Refrigerators and dishwashers have been standard in homes for decades. But with the rise in digitization and electrification, plus incentives laid out by the recent Inflation Reduction Act, a new innovation is coming to more and more homes — electric cars. How much electricity does an EV charger use? And how will this affect your bill?

In general, a Level 2 EV charger uses about 7,200 watts when charged at home, but that number varies depending on the mode and type of home charger you have. There are three levels of EV chargers — 1, 2, and 3. Most vehicles use a Level 2 for daily charging. The higher the level, the faster the charging process, and the more power it uses. The type of vehicle you purchase determines how much power it can accept.

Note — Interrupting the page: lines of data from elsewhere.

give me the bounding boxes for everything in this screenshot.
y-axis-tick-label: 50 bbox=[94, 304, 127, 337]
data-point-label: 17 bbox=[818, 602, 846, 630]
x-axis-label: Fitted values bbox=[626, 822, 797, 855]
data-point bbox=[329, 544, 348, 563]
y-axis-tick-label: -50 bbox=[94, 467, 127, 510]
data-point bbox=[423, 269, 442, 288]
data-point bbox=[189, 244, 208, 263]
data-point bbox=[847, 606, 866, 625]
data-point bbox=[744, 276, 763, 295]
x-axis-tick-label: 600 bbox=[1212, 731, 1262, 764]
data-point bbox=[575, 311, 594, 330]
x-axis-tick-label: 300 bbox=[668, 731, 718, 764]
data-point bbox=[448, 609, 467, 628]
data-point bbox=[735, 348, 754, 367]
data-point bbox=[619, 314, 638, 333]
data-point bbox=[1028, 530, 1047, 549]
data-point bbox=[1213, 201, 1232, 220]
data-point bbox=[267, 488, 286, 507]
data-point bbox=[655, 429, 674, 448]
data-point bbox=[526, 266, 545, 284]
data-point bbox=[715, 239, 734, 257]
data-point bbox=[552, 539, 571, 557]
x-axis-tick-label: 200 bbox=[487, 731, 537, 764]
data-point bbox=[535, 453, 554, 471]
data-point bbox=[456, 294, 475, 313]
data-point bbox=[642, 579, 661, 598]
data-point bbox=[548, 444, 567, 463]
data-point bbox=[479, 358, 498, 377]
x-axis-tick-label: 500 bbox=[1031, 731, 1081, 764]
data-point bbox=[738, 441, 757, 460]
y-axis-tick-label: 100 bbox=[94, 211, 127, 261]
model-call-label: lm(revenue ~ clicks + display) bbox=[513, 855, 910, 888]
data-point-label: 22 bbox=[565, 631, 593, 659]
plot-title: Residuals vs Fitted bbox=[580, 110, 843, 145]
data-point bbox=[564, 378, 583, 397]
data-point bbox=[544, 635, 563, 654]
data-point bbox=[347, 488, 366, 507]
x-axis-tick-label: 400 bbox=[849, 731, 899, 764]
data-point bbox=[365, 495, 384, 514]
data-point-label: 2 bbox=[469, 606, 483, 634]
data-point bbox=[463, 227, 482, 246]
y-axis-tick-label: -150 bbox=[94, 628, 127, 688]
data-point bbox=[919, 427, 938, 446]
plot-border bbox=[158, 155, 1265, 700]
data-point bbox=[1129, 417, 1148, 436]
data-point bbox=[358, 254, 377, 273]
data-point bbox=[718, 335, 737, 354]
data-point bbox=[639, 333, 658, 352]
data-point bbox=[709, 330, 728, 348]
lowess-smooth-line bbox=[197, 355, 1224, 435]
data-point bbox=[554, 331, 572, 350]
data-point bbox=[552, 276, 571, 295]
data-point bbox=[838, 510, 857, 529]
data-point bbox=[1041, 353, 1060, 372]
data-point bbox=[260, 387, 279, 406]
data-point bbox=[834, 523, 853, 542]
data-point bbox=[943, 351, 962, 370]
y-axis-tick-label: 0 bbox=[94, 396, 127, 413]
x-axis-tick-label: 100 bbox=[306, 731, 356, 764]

Additionally, how much you drive your EV plays a role into how much electricity it uses to charge. According to EnergySage, the average American drives 14,000 miles per year. An EV consumes about 0.35 kWh per mile driven. If you do the math, that equals about 406.5 kWh per month. Based on the U.S. average electricity rate, this can run consumers about $58 per month, or $695 per year to charge an EV, but varies based on your state’s electricity rate.

Compare a $58 monthly fill-up to a typical gas-powered vehicle, and you see why so many people are switching to EVs based on fuel prices. Overall, fueling EVs costs about one-third of the price of fueling gas-powered cars, on a mile-for-mile basis. The 14,000 miles driven per year on average, when divided by a 25.4 mpg national average fuel economy, gives you the average annual amount of gallons of gas consumed per driver: 551. Multiply that by the national average gas costs $3.42 (as of January 2022) and you get a total monthly fuel cost of $157.09. But if you drive an old truck in a state like California where gas is pricy, and that monthly cost could be much higher.

Although electric cars are less expensive to operate than gas-powered vehicles, there are other factors to consider. According to the U.S. Energy Information Administration, the average American uses 886 kWh per month, so an EV charger will potentially increase your home’s existing energy use by 50% and thus may require an upgraded electrical service. An EV frequently saves you money in the long run, but it’s important to note the upfront costs and increased home energy usage before taking the plunge.

Pro tip: If you live in an area with a TOU rate, charging your EV overnight during off-peak hours can help save money.